Duas ACs atrás, expus o que chamei de Dilema da Startup, denotando o fato óbvio de que o Mercado é quem molda a Economia - e portanto nossas vidas -, e que uma Startup tem duas opções de ação; duas hipóteses: (H1) reativa, atendendo necessidades de um segmento de clientes, ou (H2) proativa, criando necessidades e, por consequência, um novo nicho de Mercado. Daí surge o dilema, pois qual e quando escolher um determinado caminho. A H1, por ser reativa, leva na maioria dos casos à contemplação de serviços solicitados, o que resulta, geralmente, na criação de inovações incrementais. A H2, por ser proativa ao criar necessidades/desejos que os clientes nem sabiam que tinham, rompe o status quo e derruba o convencional, podendo gerar inovações radicais e até mesmo de ruptura. Ambas necessárias. A H1 é o feijão-com-arroz que mantém as empresas vivas. Ninguém consegue fazer um modelo de negócios preditivo que antecipe a disrupção. Entretanto, é a H2 que matará 70% das empresas que não a praticarem até 2030 e, o que não é surpresa, a chance de disrupções são maiores de brotar por quem pratica a inovação incremental diária e sistematicamente. Outro consenso: regiões do Brasil e do mundo propensas à disrupções são aquelas onde habitam ecossistemas de inovação consistentes; não vou exemplificar. E aí nasce o outro dilema: se o ecossistema é quem “conspira” para a promoção de inovação “raiz” no Mercado, na falta de um, quem deveria criá-lo? A resposta é óbvia, mas vou deixá-la no corpo do texto.

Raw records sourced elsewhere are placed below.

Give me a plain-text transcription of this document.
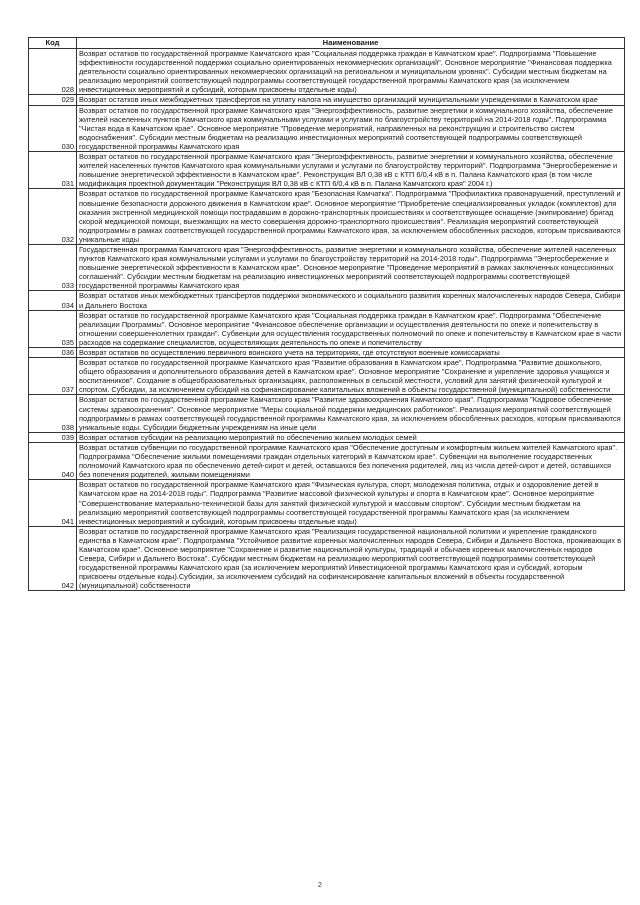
Код	Наименование
028	Возврат остатков по государственной программе Камчатского края "Социальная поддержка граждан в Камчатском крае". Подпрограмма "Повышение эффективности государственной поддержки социально ориентированных некоммерческих организаций". Основное мероприятие "Финансовая поддержка деятельности социально ориентированных некоммерческих организаций на региональном и муниципальном уровнях". Субсидии местным бюджетам на реализацию мероприятий соответствующей подпрограммы соответствующей государственной программы Камчатского края (за исключением инвестиционных мероприятий и субсидий, которым присвоены отдельные коды)
029	Возврат остатков иных межбюджетных трансфертов на уплату налога на имущество организаций муниципальными учреждениями в Камчатском крае
030	Возврат остатков по государственной программе Камчатского края "Энергоэффективность, развитие энергетики и коммунального хозяйства, обеспечение жителей населенных пунктов Камчатского края коммунальными услугами и услугами по благоустройству территорий на 2014-2018 годы". Подпрограмма "Чистая вода в Камчатском крае". Основное мероприятие "Проведение мероприятий, направленных на реконструкцию и строительство систем водоснабжения". Субсидии местным бюджетам на реализацию инвестиционных мероприятий соответствующей подпрограммы соответствующей государственной программы Камчатского края
031	Возврат остатков по государственной программе Камчатского края "Энергоэффективность, развитие энергетики и коммунального хозяйства, обеспечение жителей населенных пунктов Камчатского края коммунальными услугами и услугами по благоустройству территорий". Подпрограмма "Энергосбережение и повышение энергетической эффективности в Камчатском крае". Реконструкция ВЛ 0,38 кВ с КТП 6/0,4 кВ в п. Палана Камчатского края (в том числе модификация проектной документации "Реконструкция ВЛ 0,38 кВ с КТП 6/0,4 кВ в п. Палана Камчатского края" 2004 г.)
032	Возврат остатков по государственной программе Камчатского края "Безопасная Камчатка". Подпрограмма "Профилактика правонарушений, преступлений и повышение безопасности дорожного движения в Камчатском крае". Основное мероприятие "Приобретение специализированных укладок (комплектов) для оказания экстренной медицинской помощи пострадавшим в дорожно-транспортных происшествиях и соответствующее оснащение (экипирование) бригад скорой медицинской помощи, выезжающих на место совершения дорожно-транспортного происшествия". Реализация мероприятий соответствующей подпрограммы в рамках соответствующей государственной программы Камчатского края, за исключением обособленных расходов, которым присваиваются уникальные коды
033	Государственная программа Камчатского края "Энергоэффективность, развитие энергетики и коммунального хозяйства, обеспечение жителей населенных пунктов Камчатского края коммунальными услугами и услугами по благоустройству территорий на 2014-2018 годы". Подпрограмма "Энергосбережение и повышение энергетической эффективности в Камчатском крае". Основное мероприятие "Проведение мероприятий в рамках заключенных концессионных соглашений". Субсидии местным бюджетам на реализацию инвестиционных мероприятий соответствующей подпрограммы соответствующей государственной программы Камчатского края
034	Возврат остатков иных межбюджетных трансфертов поддержки экономического и социального развития коренных малочисленных народов Севера, Сибири и Дальнего Востока
035	Возврат остатков по государственной программе Камчатского края "Социальная поддержка граждан в Камчатском крае". Подпрограмма "Обеспечение реализации Программы". Основное мероприятие "Финансовое обеспечение организации и осуществления деятельности по опеке и попечительству в отношении совершеннолетних граждан". Субвенции для осуществления государственных полномочий по опеке и попечительству в Камчатском крае в части расходов на содержание специалистов, осуществляющих деятельность по опеке и попечительству
036	Возврат остатков по осуществлению первичного воинского учета на территориях, где отсутствуют военные комиссариаты
037	Возврат остатков по государственной программе Камчатского края "Развитие образования в Камчатском крае". Подпрограмма "Развитие дошкольного, общего образования и дополнительного образования детей в Камчатском крае". Основное мероприятие "Сохранение и укрепление здоровья учащихся и воспитанников". Создание в общеобразовательных организациях, расположенных в сельской местности, условий для занятий физической культурой и спортом. Субсидии, за исключением субсидий на софинансирование капитальных вложений в объекты государственной (муниципальной) собственности
038	Возврат остатков по государственной программе Камчатского края "Развитие здравоохранения Камчатского края". Подпрограмма "Кадровое обеспечение системы здравоохранения". Основное мероприятие "Меры социальной поддержки медицинских работников". Реализация мероприятий соответствующей подпрограммы в рамках соответствующей государственной программы Камчатского края, за исключением обособленных расходов, которым присваиваются уникальные коды. Субсидии бюджетным учреждениям на иные цели
039	Возврат остатков субсидии на реализацию мероприятий по обеспечению жильем молодых семей
040	Возврат остатков субвенции по государственной программе Камчатского края "Обеспечение доступным и комфортным жильем жителей Камчатского края". Подпрограмма "Обеспечение жилыми помещениями граждан отдельных категорий в Камчатском крае". Субвенции на выполнение государственных полномочий Камчатского края по обеспечению детей-сирот и детей, оставшихся без попечения родителей, лиц из числа детей-сирот и детей, оставшихся без попечения родителей, жилыми помещениями
041	Возврат остатков по государственной программе Камчатского края "Физическая культура, спорт, молодежная политика, отдых и оздоровление детей в Камчатском крае на 2014-2018 годы". Подпрограмма "Развитие массовой физической культуры и спорта в Камчатском крае". Основное мероприятие "Совершенствование материально-технической базы для занятий физической культурой и массовым спортом". Субсидии местным бюджетам на реализацию мероприятий соответствующей подпрограммы соответствующей государственной программы Камчатского края (за исключением инвестиционных мероприятий и субсидий, которым присвоены отдельные коды)
042	Возврат остатков по государственной программе Камчатского края "Реализация государственной национальной политики и укрепление гражданского единства в Камчатском крае". Подпрограмма "Устойчивое развитие коренных малочисленных народов Севера, Сибири и Дальнего Востока, проживающих в Камчатском крае". Основное мероприятие "Сохранение и развитие национальной культуры, традиций и обычаев коренных малочисленных народов Севера, Сибири и Дальнего Востока". Субсидии местным бюджетам на реализацию мероприятий соответствующей подпрограммы соответствующей государственной программы Камчатского края (за исключением мероприятий Инвестиционной программы Камчатского края и субсидий, которым присвоены отдельные коды).Субсидии, за исключением субсидий на софинансирование капитальных вложений в объекты государственной (муниципальной) собственности
2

Conceito de ecossistema de inovação
Achei essa definição da Distrito massa:
“Sistema fomentado por diversos elementos que juntos criam um ambiente propício para o surgimento de novas ferramentas de inovação aberta. Entre os elementos mais comuns desse ecossistema estão instituições governamentais, universidades e empresas, mas que muitas vezes é complementada por hubs de inovação, incubadoras, parques tecnológicos e fundos de venture. Essa mistura cria um fluxo de sinergia em que todos envolvidos se beneficiam”. Do mesmo artigo, a consequência desse arranjo é que “Os ecossistemas de inovação estimulam a interação das empresas em diversos setores. Sobretudo, trata-se de um ambiente regado à transformação digital e fértil para o surgimento de novas ideias. (...) a partir de um ecossistema de inovação, é possível construir ambientes abertos e interconectados, favorecendo o compartilhamento de informações, dados, experiências e contribuir para o avanço de diversas áreas das empresas e startups”. Logo, o ecossistema de inovação é quem oxigena o Mercado. Sem ele, continuaremos respirando por um fio.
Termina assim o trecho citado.